Hope is not a form of guarantee; it's a form of energy, and very frequently that energy is strongest in circumstances that are very dark.

Until 1954, I'd only ever thought of being a painter, but I earned my money when and where I could. You could say I drifted into writing.

Degas was obsessed by the art of classical ballet, because to him it said something about the human condition. He was not a balletomane looking for an alternative world to escape into. Dance offered him a display in which he could find, after much searching, certain human secrets.

Hope is a contraband passed from hand to hand and story to story.

A line, an area of tone, is not really important because it records what you have seen, but because of what it will lead you on to see. Following up its logic in order to check its accuracy, you find confirmation or denial in the object itself or in your memory of it.

I actually think of myself as quite a shy person, although I know I give the impression of someone much more confident. I think what I do have is a capacity to listen to the other, even if the other is an opponent. That leads, in all senses of the word, to an engagement.

Painting is something that you need to do, if not every day, then certainly most days. It is almost like being a pianist: if you stop, you lose something.

I wanted to write about looking at the world, so it's more about helping people, or persuading people, to see what is around us; both the marvellous and the terrible.

I think I'm very permeable. I can very easily, without even choosing to do it, enter the life of another. Or, to put it in a more modest and accurate way, for that life to enter mine.

The human quality Degas most admired was endurance.

When I was about seven, one or two people encouraged me, and art became an enormous and important refuge. By adolescence, I was absolutely passionate about it and felt those paintings and those painters, whether they lived a few hundred years ago or were still alive, were somehow my companions.

A drawing is essentially a private work, related only to the artist's own needs; a 'finished' statue or canvas is essentially a public, presented work - related far more directly to the demands of communication.

When we read a story, we inhabit it. The covers of the book are like a roof and four walls. What is to happen next will take place within the four walls of the story. And this is possible because the story's voice makes everything its own.

Unlike any other visual image, a photograph is not a rendering, an imitation or an interpretation of its subject, but actually a trace of it. No painting or drawing, however naturalist, belongs to its subject in the way that a photograph does.

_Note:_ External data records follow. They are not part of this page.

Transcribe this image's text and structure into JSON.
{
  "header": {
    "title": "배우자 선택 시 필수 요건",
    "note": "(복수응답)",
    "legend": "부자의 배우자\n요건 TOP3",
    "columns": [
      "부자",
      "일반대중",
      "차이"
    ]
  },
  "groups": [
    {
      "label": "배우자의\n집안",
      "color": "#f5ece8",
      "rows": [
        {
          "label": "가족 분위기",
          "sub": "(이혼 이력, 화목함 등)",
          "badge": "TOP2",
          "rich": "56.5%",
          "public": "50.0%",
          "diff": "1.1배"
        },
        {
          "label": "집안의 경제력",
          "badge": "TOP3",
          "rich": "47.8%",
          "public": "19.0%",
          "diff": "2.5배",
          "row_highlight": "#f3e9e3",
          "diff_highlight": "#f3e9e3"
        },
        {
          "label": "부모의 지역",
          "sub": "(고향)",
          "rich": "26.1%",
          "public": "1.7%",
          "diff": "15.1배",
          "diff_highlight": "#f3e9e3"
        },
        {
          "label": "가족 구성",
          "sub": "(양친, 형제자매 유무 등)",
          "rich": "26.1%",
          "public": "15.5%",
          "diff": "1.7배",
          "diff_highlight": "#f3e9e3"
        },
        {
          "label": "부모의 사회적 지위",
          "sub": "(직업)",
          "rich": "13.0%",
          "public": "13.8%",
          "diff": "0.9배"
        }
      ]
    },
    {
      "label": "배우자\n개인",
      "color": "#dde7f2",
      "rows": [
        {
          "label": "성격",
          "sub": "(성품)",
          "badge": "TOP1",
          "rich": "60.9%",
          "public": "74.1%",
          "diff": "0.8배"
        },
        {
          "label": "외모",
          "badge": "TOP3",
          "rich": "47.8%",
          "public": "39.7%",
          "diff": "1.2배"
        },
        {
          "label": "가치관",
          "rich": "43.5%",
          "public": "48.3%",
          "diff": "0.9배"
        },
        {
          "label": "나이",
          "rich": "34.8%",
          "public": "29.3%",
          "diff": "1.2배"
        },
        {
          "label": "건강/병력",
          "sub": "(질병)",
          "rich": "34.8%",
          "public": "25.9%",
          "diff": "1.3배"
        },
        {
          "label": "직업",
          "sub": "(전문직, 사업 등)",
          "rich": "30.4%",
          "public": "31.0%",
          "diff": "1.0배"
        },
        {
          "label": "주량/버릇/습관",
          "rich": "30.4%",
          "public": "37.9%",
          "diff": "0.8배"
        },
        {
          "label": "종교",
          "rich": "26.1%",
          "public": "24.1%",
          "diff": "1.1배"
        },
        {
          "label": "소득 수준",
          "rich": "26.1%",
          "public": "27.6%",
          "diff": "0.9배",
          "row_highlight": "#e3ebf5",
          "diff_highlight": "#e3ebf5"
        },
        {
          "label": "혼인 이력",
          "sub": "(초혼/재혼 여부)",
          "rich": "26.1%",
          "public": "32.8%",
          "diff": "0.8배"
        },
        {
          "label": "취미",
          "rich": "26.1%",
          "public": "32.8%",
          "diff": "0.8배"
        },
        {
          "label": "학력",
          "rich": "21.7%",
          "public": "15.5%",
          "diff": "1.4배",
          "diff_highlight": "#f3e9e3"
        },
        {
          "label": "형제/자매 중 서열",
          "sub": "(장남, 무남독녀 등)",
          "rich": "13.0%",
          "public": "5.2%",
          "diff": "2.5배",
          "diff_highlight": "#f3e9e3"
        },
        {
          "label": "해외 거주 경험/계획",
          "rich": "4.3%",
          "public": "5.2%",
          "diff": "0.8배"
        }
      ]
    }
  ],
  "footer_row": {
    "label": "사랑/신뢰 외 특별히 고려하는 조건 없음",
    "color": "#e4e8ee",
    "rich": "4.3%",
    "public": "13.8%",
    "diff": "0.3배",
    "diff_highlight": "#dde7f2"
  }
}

Nakedness reveals itself. Nudity is placed on display. The nude is condemned to never being naked. Nudity is a form of dress.

Nothing in the nature around us is evil. This needs to be repeated since one of the human ways of talking oneself into inhuman acts is to cite the supposed cruelty of nature.

Traditional Chinese art looked at the Earth from a Confucian mountain top; Japanese art looked closely around screens; Italian Renaissance art surveyed conquered nature through the window or door-frame of a palace. For the Cro-Magnons, space is a metaphysical arena of continually intermittent appearances and disappearances.

The camera relieves us of the burden of memory. It surveys us like God, and it surveys for us. Yet no other god has been so cynical, for the camera records in order to forget.

Emigration, forced or chosen, across national frontiers or from village to metropolis, is the quintessential experience of our time.

Compassion has no place in the natural order of the world which operates on the basis of necessity. Compassion opposes this order and is therefore best thought of as being in some way supernatural.